母は、その「あくまき」や鹿児島独特の「ゆべし」も作っていました。
「あくまき」は、私にとってはまだハードルが高いですが、「ゆべし」は母から作り方を聞いたり、郷土料理の本などを参考にしながら作ってみました。
鹿児島のお盆料理、おせち料理
そして、母は季節ごとに作る行事食も大切にしていました。お盆料理、おせち料理はもちろんのこと、七草がゆ、鏡開き、ひな祭りにはちらし寿司、お彼岸にはぼた餅と、母の気持ちからすると、きっとその行事の日に作らなければ、手を抜いている感じがしたのかなあと思います。その思いは、娘の私にも受け継がれていると思います。「お母さんが作っていたから私も作らなきゃ!」というちょっとしたプレッシャーというか使命感みたいなものを感じながら、ここ10年はなんとか頑張って作っています。
2021年、88歳になった時、母は介護施設に入りました。それ以降は、母の手作りの料理が食べられなくなりました。だから一層母の手仕事を受け継いでいかなきゃという思いが強くなっていったと思います。
こうして振り返ってみると、母が本当にこまめで、日常の暮らしを丁寧に生きてきたことを改めて感じます。
決してぜいたくな暮らしではなかったけれども、手作りのおやつに、季節ごとの食事、愛情のこもった食卓があった私たち子どもは幸せだったなあと心から思います。
手作りの服
さらに、母は、子供達や自分の服もほとんど手作りをしていました。
私の服も高校時代まではすべて手作り、大学生の頃は時々既製品を自分で買ったりしましたが、ほとんどが母の手作りの服を着ていました。時々流行りの既製品に憧れたりもしましたが、今考えると、私の寸法に合わせた「オーダーメイド!」なんと贅沢なことだったんだろうと思います。
母への感謝を胸に・・
母が亡くなり、とても寂しくなりました。愛情深く、優しく、丁寧に育て、見守ってきてくれたことに本当に感謝しています。
そして、この記事を書くために、これまで書いてきた母の手仕事の記事を読み直して気づいたことがありました。
それは、これだけの母の手仕事を文章にし、こうして記録していることで、母がいなくなった後も、記事に書いたレシピや作り方を見ながら、私も作っていけるという事です。
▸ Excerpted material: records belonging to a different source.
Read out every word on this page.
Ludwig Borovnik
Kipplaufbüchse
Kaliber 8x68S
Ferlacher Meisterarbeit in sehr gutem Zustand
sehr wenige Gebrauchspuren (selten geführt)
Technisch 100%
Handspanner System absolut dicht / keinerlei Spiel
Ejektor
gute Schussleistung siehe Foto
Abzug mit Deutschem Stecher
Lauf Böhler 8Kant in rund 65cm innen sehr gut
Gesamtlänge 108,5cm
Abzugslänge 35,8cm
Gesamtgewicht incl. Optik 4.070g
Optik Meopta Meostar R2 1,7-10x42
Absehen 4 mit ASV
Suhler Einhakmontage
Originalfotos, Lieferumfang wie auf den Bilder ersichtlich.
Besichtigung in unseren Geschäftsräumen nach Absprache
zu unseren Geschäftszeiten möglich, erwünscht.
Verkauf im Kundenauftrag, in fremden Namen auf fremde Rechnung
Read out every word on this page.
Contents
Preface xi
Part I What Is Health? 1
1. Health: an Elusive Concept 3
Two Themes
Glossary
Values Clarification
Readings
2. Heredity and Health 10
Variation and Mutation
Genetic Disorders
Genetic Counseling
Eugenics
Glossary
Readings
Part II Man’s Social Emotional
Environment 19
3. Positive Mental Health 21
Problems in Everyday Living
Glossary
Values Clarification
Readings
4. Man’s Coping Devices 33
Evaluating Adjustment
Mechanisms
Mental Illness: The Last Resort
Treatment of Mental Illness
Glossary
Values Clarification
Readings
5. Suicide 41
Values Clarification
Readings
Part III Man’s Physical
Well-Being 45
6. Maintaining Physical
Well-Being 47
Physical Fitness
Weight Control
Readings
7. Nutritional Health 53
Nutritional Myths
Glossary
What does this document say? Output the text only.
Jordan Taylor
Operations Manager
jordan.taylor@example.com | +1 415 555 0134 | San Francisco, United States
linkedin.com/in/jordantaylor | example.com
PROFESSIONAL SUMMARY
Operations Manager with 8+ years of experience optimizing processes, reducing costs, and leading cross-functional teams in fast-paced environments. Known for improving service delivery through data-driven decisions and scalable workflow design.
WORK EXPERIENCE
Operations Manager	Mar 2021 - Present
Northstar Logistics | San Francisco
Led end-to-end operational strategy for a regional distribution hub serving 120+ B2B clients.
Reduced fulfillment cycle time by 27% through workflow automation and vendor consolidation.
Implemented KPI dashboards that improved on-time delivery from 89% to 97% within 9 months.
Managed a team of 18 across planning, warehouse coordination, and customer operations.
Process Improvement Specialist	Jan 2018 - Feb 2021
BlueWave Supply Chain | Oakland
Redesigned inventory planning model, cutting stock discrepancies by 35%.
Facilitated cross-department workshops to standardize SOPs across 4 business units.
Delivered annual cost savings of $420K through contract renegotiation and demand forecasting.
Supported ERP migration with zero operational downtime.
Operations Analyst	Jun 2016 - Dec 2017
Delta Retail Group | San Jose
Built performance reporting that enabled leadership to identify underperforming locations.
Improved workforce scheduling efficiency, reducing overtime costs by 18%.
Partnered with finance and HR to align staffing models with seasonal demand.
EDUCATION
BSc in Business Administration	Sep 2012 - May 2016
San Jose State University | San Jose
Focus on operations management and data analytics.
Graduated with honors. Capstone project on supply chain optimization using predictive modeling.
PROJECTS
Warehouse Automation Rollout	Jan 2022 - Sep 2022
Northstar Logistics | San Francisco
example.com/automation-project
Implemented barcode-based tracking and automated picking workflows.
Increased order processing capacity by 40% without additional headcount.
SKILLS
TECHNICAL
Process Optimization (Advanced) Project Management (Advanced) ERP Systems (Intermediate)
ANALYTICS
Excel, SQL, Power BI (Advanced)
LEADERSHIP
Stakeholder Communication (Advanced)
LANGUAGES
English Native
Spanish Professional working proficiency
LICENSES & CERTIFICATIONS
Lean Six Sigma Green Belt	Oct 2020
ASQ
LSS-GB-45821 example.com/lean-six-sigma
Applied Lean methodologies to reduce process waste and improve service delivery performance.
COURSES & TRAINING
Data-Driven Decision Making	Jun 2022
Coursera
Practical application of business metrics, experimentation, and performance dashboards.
「お母さんのあの味が忘れられないんだけど、どうやって作っていたんだろう?」ではなく、生前、きちんと聞いて、それを記録していたから、私も作れる!そして、次の代にも伝えていけるという事です。
「てのん」の活動を始めたきっかけ、それは、身近な人たちの暮らしや生き方の中から、大切にしていきたいこと、残していきたいことを文字にして伝えていきたいという思いからでした。
改めてそのことの大切さが身に染みています。
母のやってきたことのすべてを受け継いでいく事はなかなか難しいと思います。しかし、昔から伝わる暮らしの知恵、母が残してくれた多くの知恵を大事に思い、私も日々の暮らしの中で生かしていきたい、受け継いでいきたいと思っています。